Fünf Tage lang stehen sie vor Sonnenaufgang auf, um über die unwegsamen Sandwege zu den Einsatzorten zu fahren. Neben den Verbindungsstraßen von Windhoek-Swakopmund und Windhoek-Lüderitz ist außerhalb der Städte nur die Nord-Süd-Achse von Angola nach Südafrika asphaltiert.
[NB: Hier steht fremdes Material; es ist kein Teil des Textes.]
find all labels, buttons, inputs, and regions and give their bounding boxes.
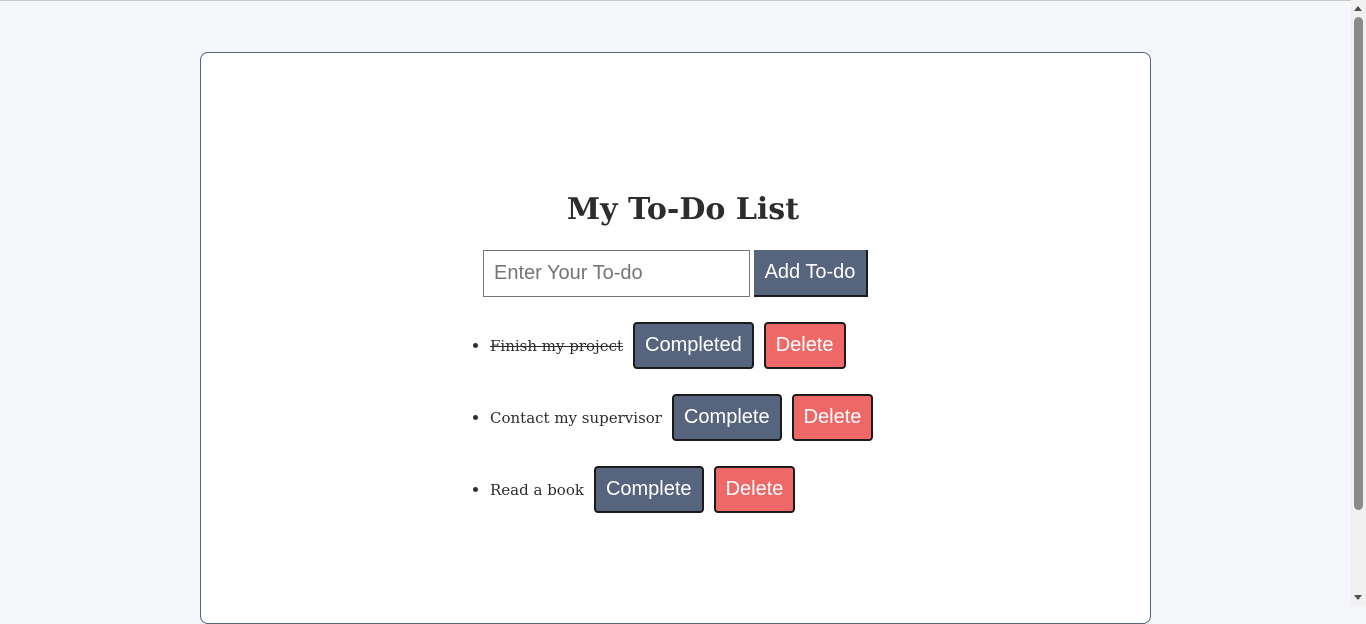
complete-button[interactable]: Complete <box>593 466 704 513</box>
todo-input[interactable] <box>483 250 750 297</box>
vertical-scrollbar[interactable] <box>1351 0 1366 606</box>
page-title: My To-Do List <box>566 192 800 227</box>
scroll-up-arrow-icon[interactable] <box>1354 6 1362 11</box>
scroll-thumb[interactable] <box>1354 17 1363 510</box>
list-bullet <box>473 343 478 348</box>
complete-button[interactable]: Complete <box>671 394 782 441</box>
scroll-down-arrow-icon[interactable] <box>1354 595 1362 600</box>
todo-item: Read a book Complete Delete <box>473 466 805 513</box>
complete-button[interactable]: Completed <box>633 322 754 369</box>
delete-button[interactable]: Delete <box>791 394 874 441</box>
todo-item: Finish my project Completed Delete <box>473 322 856 369</box>
list-bullet <box>473 415 478 420</box>
add-todo-button[interactable]: Add To-do <box>754 250 868 297</box>
list-bullet <box>473 487 478 492</box>
todo-item: Contact my supervisor Complete Delete <box>473 394 883 441</box>
browser-top-border <box>0 0 1366 1</box>
todo-text: Read a book <box>490 480 584 499</box>
delete-button[interactable]: Delete <box>763 322 846 369</box>
todo-text: Finish my project <box>490 336 624 355</box>
todo-text: Contact my supervisor <box>490 408 662 427</box>
delete-button[interactable]: Delete <box>713 466 796 513</box>
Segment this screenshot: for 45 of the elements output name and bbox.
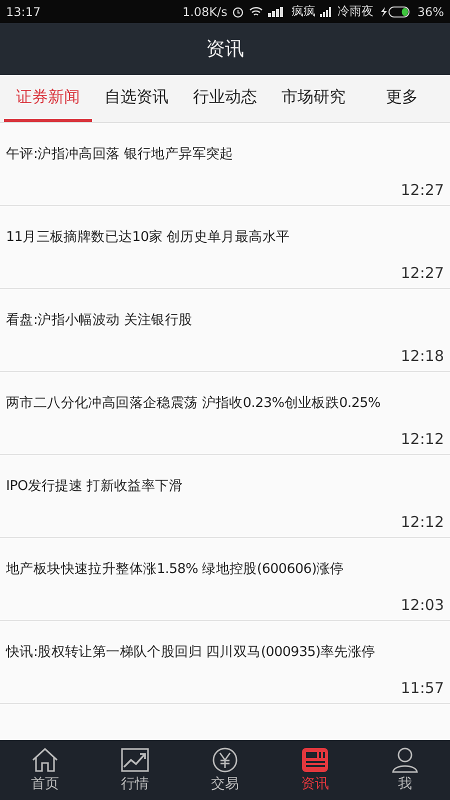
status-time: 13:17 <box>6 4 41 18</box>
nav-tab[interactable]: 我 <box>360 740 450 800</box>
news-item[interactable]: IPO发行提速 打新收益率下滑 12:12 <box>0 455 450 538</box>
news-time: 12:27 <box>400 181 444 199</box>
news-time: 12:18 <box>400 347 444 365</box>
carrier-name: 疯疯 <box>291 3 316 20</box>
nav-tab[interactable]: 行情 <box>90 740 180 800</box>
chart-icon <box>121 747 149 773</box>
page-title: 资讯 <box>206 37 244 62</box>
house-icon <box>31 747 59 773</box>
news-item[interactable]: 地产板块快速拉升整体涨1.58% 绿地控股(600606)涨停 12:03 <box>0 538 450 621</box>
newspaper-icon <box>301 747 329 773</box>
battery-percent: 36% <box>417 4 444 18</box>
yen-coin-icon <box>211 747 239 773</box>
news-time: 12:12 <box>400 430 444 448</box>
news-title: IPO发行提速 打新收益率下滑 <box>6 477 184 495</box>
news-title: 看盘:沪指小幅波动 关注银行股 <box>6 311 194 329</box>
network-speed: 1.08K/s <box>182 4 228 18</box>
alarm-icon <box>232 6 244 18</box>
news-time: 12:27 <box>400 264 444 282</box>
news-title: 地产板块快速拉升整体涨1.58% 绿地控股(600606)涨停 <box>6 560 345 578</box>
carrier-name: 冷雨夜 <box>337 3 374 20</box>
battery-icon <box>378 6 412 18</box>
news-time: 11:57 <box>400 679 444 697</box>
nav-tab[interactable]: 首页 <box>0 740 90 800</box>
news-title: 两市二八分化冲高回落企稳震荡 沪指收0.23%创业板跌0.25% <box>6 394 382 412</box>
nav-tab[interactable]: 资讯 <box>270 740 360 800</box>
news-time: 12:03 <box>400 596 444 614</box>
person-icon <box>391 747 419 773</box>
nav-tab[interactable]: 交易 <box>180 740 270 800</box>
wifi-icon <box>249 6 264 17</box>
category-tab[interactable]: 行业动态 <box>180 75 270 122</box>
category-tab[interactable]: 市场研究 <box>269 75 358 122</box>
news-item[interactable]: 午评:沪指冲高回落 银行地产异军突起 12:27 <box>0 123 450 206</box>
news-item[interactable]: 两市二八分化冲高回落企稳震荡 沪指收0.23%创业板跌0.25% 12:12 <box>0 372 450 455</box>
news-title: 快讯:股权转让第一梯队个股回归 四川双马(000935)率先涨停 <box>6 643 376 661</box>
news-time: 12:12 <box>400 513 444 531</box>
category-tab[interactable]: 更多 <box>358 75 446 122</box>
signal-icon <box>320 6 332 16</box>
news-title: 午评:沪指冲高回落 银行地产异军突起 <box>6 145 234 163</box>
news-item[interactable]: 快讯:股权转让第一梯队个股回归 四川双马(000935)率先涨停 11:57 <box>0 621 450 704</box>
news-title: 11月三板摘牌数已达10家 创历史单月最高水平 <box>6 228 291 246</box>
news-item[interactable]: 看盘:沪指小幅波动 关注银行股 12:18 <box>0 289 450 372</box>
news-item[interactable]: 11月三板摘牌数已达10家 创历史单月最高水平 12:27 <box>0 206 450 289</box>
category-tab[interactable]: 自选资讯 <box>92 75 181 122</box>
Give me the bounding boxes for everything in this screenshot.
Wenn sie mit dem etwa 50-köpfigen Konvoi eintreffen, warten die Anwohner schon, darunter Owambos, Damaras, Himbas und Hereros, erzählt sie. Letztere Volksgruppe hatten die deutschen Kolonialtruppen 1904 in der Wüste verdursten lassen. Die Hereros hatten sich gegen die Kolonialisierung gewehrt. Von 80 000 überlebten nur etwa 16 000. Noch heute tragen die Frauen die typische Kleidung im viktorianischen Stil. Nur die stolzen Himba-Frauen im Norden des Landes reiben sich die Haut mit Creme aus Butterfett und roter Erde ein, um sich gegen die Sonne und Mücken zu schützen.

„Unser medizinischer Einsatz für die Menschen gleicht einem Tropfen auf den heißen Stein.“ Doch ein Tropfen sei besser als gar keiner, ist Barbara Großmann von ihrem Tun überzeugt. Die Menschen werden wahrgenommen und erfahren Zuwendung, allein das könne ein Heilungsimpuls sein. Und sie bekommen etwas geschenkt, seien es Decken, Medizin oder eben Zeit.

Befremdlichkeiten erlebte sie kaum. Der Unterschied zwischen Schwarz und Weiß sei zwar groß, berichtet sie. Die Differenzen zwischen den afrikanischen Volksgruppen sei aber noch ungleich größer. Diese Erfahrung machte sie bei ihrem ersten Einsatz im verarmten Norden Namibias. Neben den zwei Neurologen und ihr als Ärztin waren auch fünf Medizinstudenten sowie junge norwegische Krankenschwestern mit im Einsatz. Die Mehrzahl der Landbevölkerung lebe im Norden noch wie vor tausend Jahren in Rundhütten, die mit Schilf geflochten werden, erklärt Großmann. Nur das Familienoberhaupt habe häufig ein Bett. Alle anderen müssten ohne Decken auf der blanken Erde schlafen. So in etwa müsse man sich auch die Hostels vorstellen, in denen die schulpflichtigen Kinder unter der Woche untergebracht sind. Zurück in der Heimat, wenn sich die Leute über die Probleme hierzulande aufregen, relativiere sich vieles. Insofern sei ihre Tätigkeit in Afrika eine unglaubliche Bereicherung. Es sei nicht selbstverständlich, auf der Sonnenseite des Lebens zu stehen. „Und es ist nicht unser Verdienst allein“, sagt sie. Ihr Einsatz sei zwar körperlich anstrengend. Doch nach ihrem „Urlaub“ fühle sie sich seelisch erholt. „Das ist nie bloß Arbeit“, sagt sie. In einer Hotelanlage würde sie Land und Leute nicht so intensiv kennenlernen. Richtig in die Ferien fährt Barbara Großmann aber dennoch. In diesem Sommer ging es für zwei Wochen auf eine Rundreise nach Frankreich.